Auto makers including General Motors Co. , Ford Motor Co. and Jeep maker Stellantis NV will aim to make electric vehicles account for 40% to 50% of their U.S. sales by 2030, according to people familiar with the matter, who said the targets would be announced at the White House on Thursday.
Other auto makers are expected to separately make similar announcements regarding sales targets for electric vehicles as consumers begin warming to EVs and as auto manufacturers lay heavy bets on the new technology, the people said.
“This industry’s going to spend $330 billion over the next five years on electrification alone,” said John Bozzella, president of the Alliance for Automotive Innovation, the lobbying group for auto makers and suppliers, at a conference Wednesday. “Even in Washington, D.C., that is real money.”

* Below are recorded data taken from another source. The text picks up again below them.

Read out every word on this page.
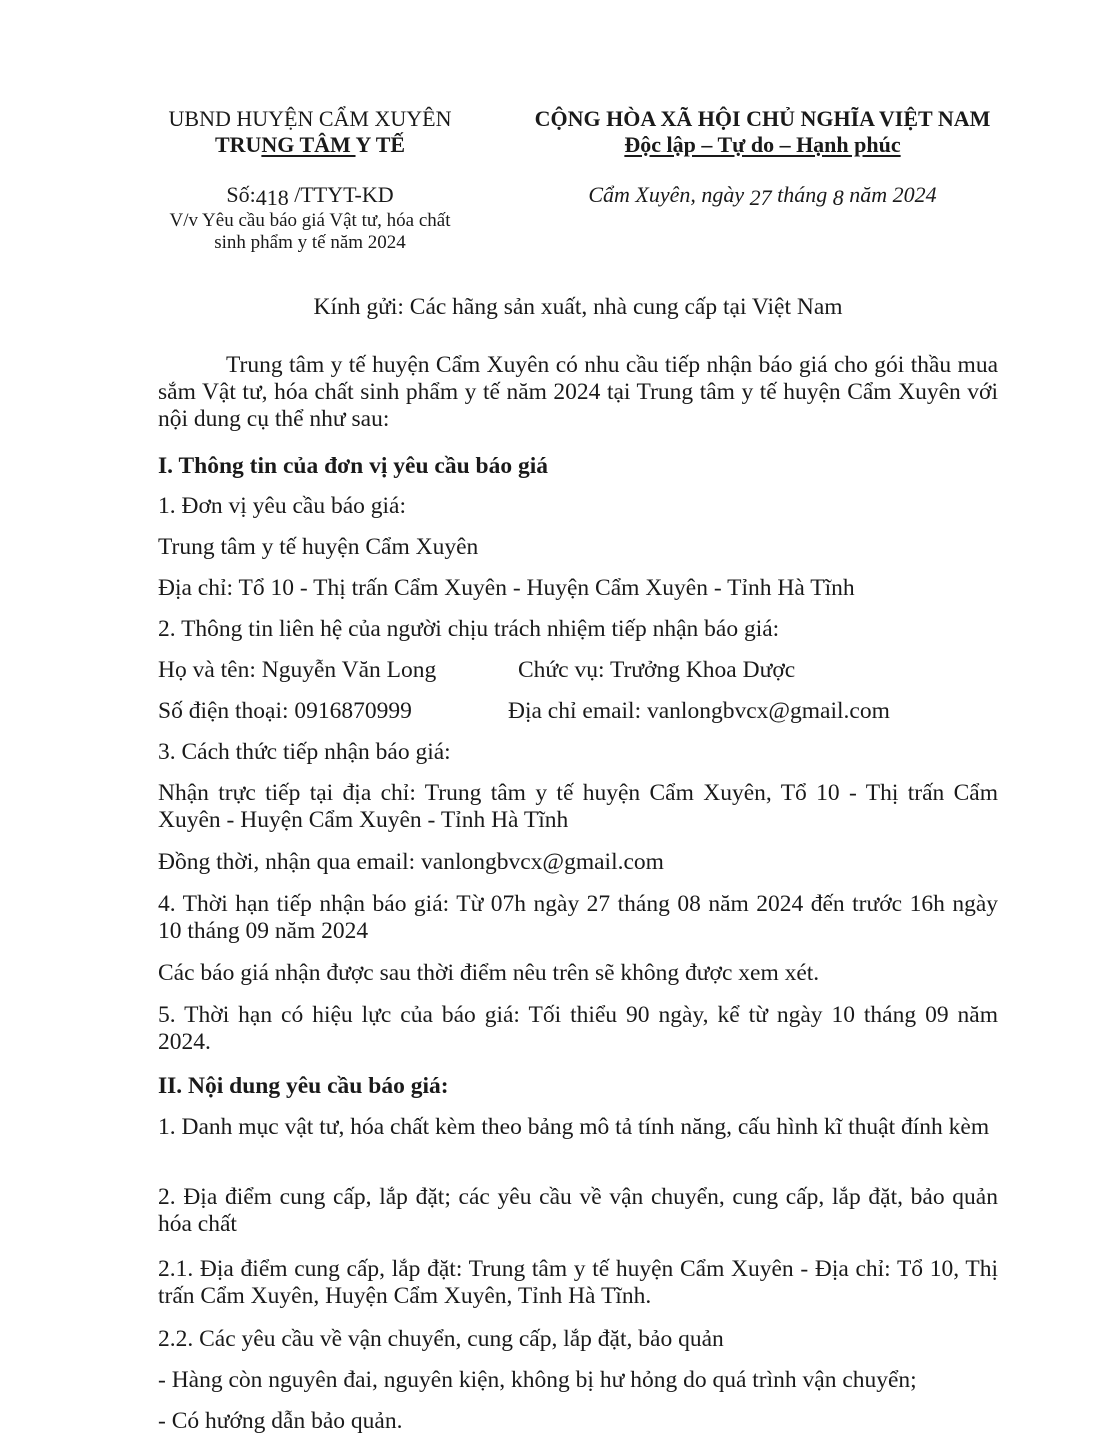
UBND HUYỆN CẨM XUYÊN
TRUNG TÂM Y TẾ
CỘNG HÒA XÃ HỘI CHỦ NGHĨA VIỆT NAM
Độc lập – Tự do – Hạnh phúc
Số:418 /TTYT-KD
V/v Yêu cầu báo giá Vật tư, hóa chất
sinh phẩm y tế năm 2024
Cẩm Xuyên, ngày 27 tháng 8 năm 2024
Kính gửi: Các hãng sản xuất, nhà cung cấp tại Việt Nam
Trung tâm y tế huyện Cẩm Xuyên có nhu cầu tiếp nhận báo giá cho gói thầu mua sắm Vật tư, hóa chất sinh phẩm y tế năm 2024 tại Trung tâm y tế huyện Cẩm Xuyên với nội dung cụ thể như sau:
I. Thông tin của đơn vị yêu cầu báo giá
1. Đơn vị yêu cầu báo giá:
Trung tâm y tế huyện Cẩm Xuyên
Địa chỉ: Tổ 10 - Thị trấn Cẩm Xuyên - Huyện Cẩm Xuyên - Tỉnh Hà Tĩnh
2. Thông tin liên hệ của người chịu trách nhiệm tiếp nhận báo giá:
Họ và tên: Nguyễn Văn Long	Chức vụ: Trưởng Khoa Dược
Số điện thoại: 0916870999	Địa chỉ email: vanlongbvcx@gmail.com
3. Cách thức tiếp nhận báo giá:
Nhận trực tiếp tại địa chỉ: Trung tâm y tế huyện Cẩm Xuyên, Tổ 10 - Thị trấn Cẩm Xuyên - Huyện Cẩm Xuyên - Tỉnh Hà Tĩnh
Đồng thời, nhận qua email: vanlongbvcx@gmail.com
4. Thời hạn tiếp nhận báo giá: Từ 07h ngày 27 tháng 08 năm 2024 đến trước 16h ngày 10 tháng 09 năm 2024
Các báo giá nhận được sau thời điểm nêu trên sẽ không được xem xét.
5. Thời hạn có hiệu lực của báo giá: Tối thiểu 90 ngày, kể từ ngày 10 tháng 09 năm 2024.
II. Nội dung yêu cầu báo giá:
1. Danh mục vật tư, hóa chất kèm theo bảng mô tả tính năng, cấu hình kĩ thuật đính kèm
2. Địa điểm cung cấp, lắp đặt; các yêu cầu về vận chuyển, cung cấp, lắp đặt, bảo quản hóa chất
2.1. Địa điểm cung cấp, lắp đặt: Trung tâm y tế huyện Cẩm Xuyên - Địa chỉ: Tổ 10, Thị trấn Cẩm Xuyên, Huyện Cẩm Xuyên, Tỉnh Hà Tĩnh.
2.2. Các yêu cầu về vận chuyển, cung cấp, lắp đặt, bảo quản
- Hàng còn nguyên đai, nguyên kiện, không bị hư hỏng do quá trình vận chuyển;
- Có hướng dẫn bảo quản.
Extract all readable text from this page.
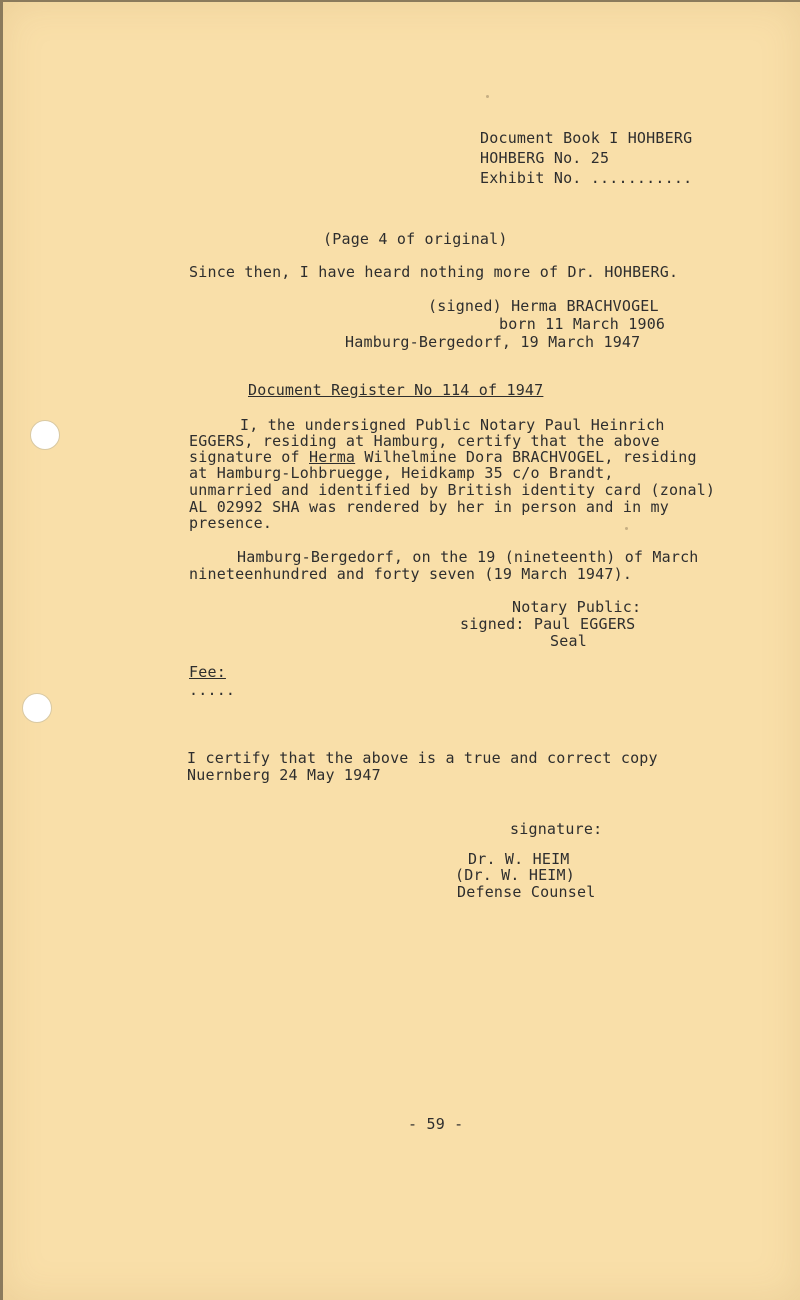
Document Book I HOHBERG
HOHBERG No. 25
Exhibit No. ...........
(Page 4 of original)
Since then, I have heard nothing more of Dr. HOHBERG.
(signed) Herma BRACHVOGEL
born 11 March 1906
Hamburg-Bergedorf, 19 March 1947
Document Register No 114 of 1947
I, the undersigned Public Notary Paul Heinrich
EGGERS, residing at Hamburg, certify that the above
signature of Herma Wilhelmine Dora BRACHVOGEL, residing
at Hamburg-Lohbruegge, Heidkamp 35 c/o Brandt,
unmarried and identified by British identity card (zonal)
AL 02992 SHA was rendered by her in person and in my
presence.
Hamburg-Bergedorf, on the 19 (nineteenth) of March
nineteenhundred and forty seven (19 March 1947).
Notary Public:
signed: Paul EGGERS
Seal
Fee:
.....
I certify that the above is a true and correct copy
Nuernberg 24 May 1947
signature:
Dr. W. HEIM
(Dr. W. HEIM)
Defense Counsel
- 59 -
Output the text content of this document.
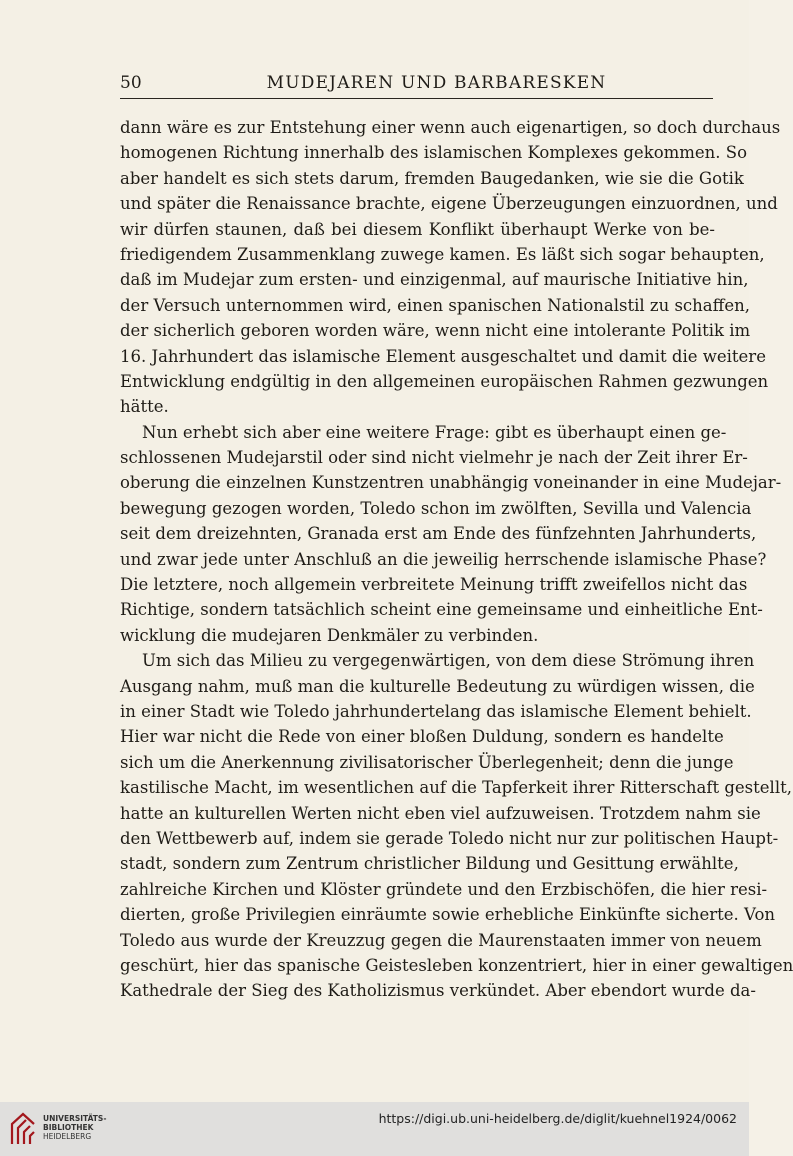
50	MUDEJAREN UND BARBARESKEN
dann wäre es zur Entstehung einer wenn auch eigenartigen, so doch durchaus
homogenen Richtung innerhalb des islamischen Komplexes gekommen. So
aber handelt es sich stets darum, fremden Baugedanken, wie sie die Gotik
und später die Renaissance brachte, eigene Überzeugungen einzuordnen, und
wir dürfen staunen, daß bei diesem Konflikt überhaupt Werke von be-
friedigendem Zusammenklang zuwege kamen. Es läßt sich sogar behaupten,
daß im Mudejar zum ersten- und einzigenmal, auf maurische Initiative hin,
der Versuch unternommen wird, einen spanischen Nationalstil zu schaffen,
der sicherlich geboren worden wäre, wenn nicht eine intolerante Politik im
16. Jahrhundert das islamische Element ausgeschaltet und damit die weitere
Entwicklung endgültig in den allgemeinen europäischen Rahmen gezwungen
hätte.
Nun erhebt sich aber eine weitere Frage: gibt es überhaupt einen ge-
schlossenen Mudejarstil oder sind nicht vielmehr je nach der Zeit ihrer Er-
oberung die einzelnen Kunstzentren unabhängig voneinander in eine Mudejar-
bewegung gezogen worden, Toledo schon im zwölften, Sevilla und Valencia
seit dem dreizehnten, Granada erst am Ende des fünfzehnten Jahrhunderts,
und zwar jede unter Anschluß an die jeweilig herrschende islamische Phase?
Die letztere, noch allgemein verbreitete Meinung trifft zweifellos nicht das
Richtige, sondern tatsächlich scheint eine gemeinsame und einheitliche Ent-
wicklung die mudejaren Denkmäler zu verbinden.
Um sich das Milieu zu vergegenwärtigen, von dem diese Strömung ihren
Ausgang nahm, muß man die kulturelle Bedeutung zu würdigen wissen, die
in einer Stadt wie Toledo jahrhundertelang das islamische Element behielt.
Hier war nicht die Rede von einer bloßen Duldung, sondern es handelte
sich um die Anerkennung zivilisatorischer Überlegenheit; denn die junge
kastilische Macht, im wesentlichen auf die Tapferkeit ihrer Ritterschaft gestellt,
hatte an kulturellen Werten nicht eben viel aufzuweisen. Trotzdem nahm sie
den Wettbewerb auf, indem sie gerade Toledo nicht nur zur politischen Haupt-
stadt, sondern zum Zentrum christlicher Bildung und Gesittung erwählte,
zahlreiche Kirchen und Klöster gründete und den Erzbischöfen, die hier resi-
dierten, große Privilegien einräumte sowie erhebliche Einkünfte sicherte. Von
Toledo aus wurde der Kreuzzug gegen die Maurenstaaten immer von neuem
geschürt, hier das spanische Geistesleben konzentriert, hier in einer gewaltigen
Kathedrale der Sieg des Katholizismus verkündet. Aber ebendort wurde da-
UNIVERSITÄTS-
BIBLIOTHEK
HEIDELBERG
https://digi.ub.uni-heidelberg.de/diglit/kuehnel1924/0062
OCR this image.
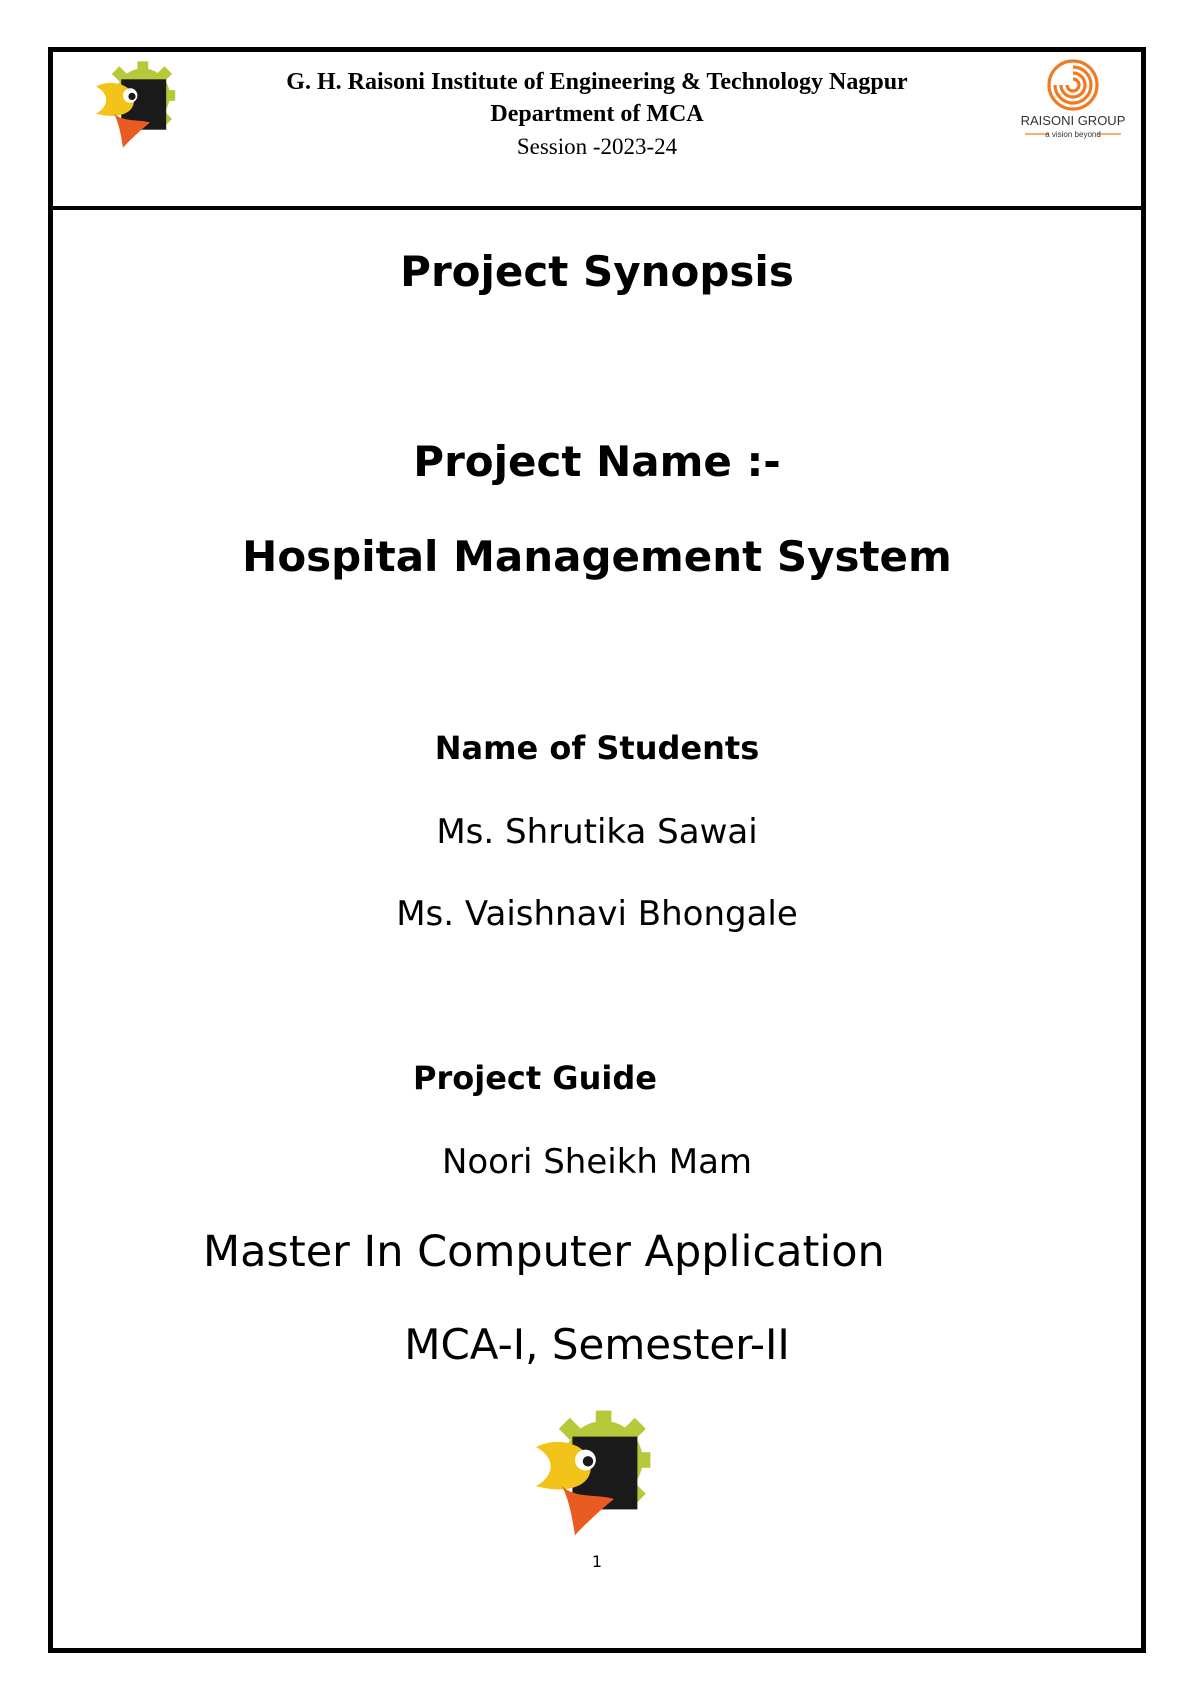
G. H. Raisoni Institute of Engineering & Technology Nagpur
Department of MCA
Session -2023-24
RAISONI GROUP
a vision beyond
Project Synopsis
Project Name :-
Hospital Management System
Name of Students
Ms. Shrutika Sawai
Ms. Vaishnavi Bhongale
Project Guide
Noori Sheikh Mam
Master In Computer Application
MCA-I, Semester-II
1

Even so, the sales targets are predicated on increased support from federal and local governments such as increasing the availability of charging and providing purchase subsidies, the people said. Federal lawmakers are proposing up to $7.5 billion for states and municipalities to build electric-vehicle charging stations as part of the infrastructure bill moving through the Senate.
Along with the electric-vehicle targets, auto industry officials expect the White House to announce rules mandating a 3.7% annual increase in fuel efficiency for the next two years. The White House and other federal officials declined to comment on the fuel targets.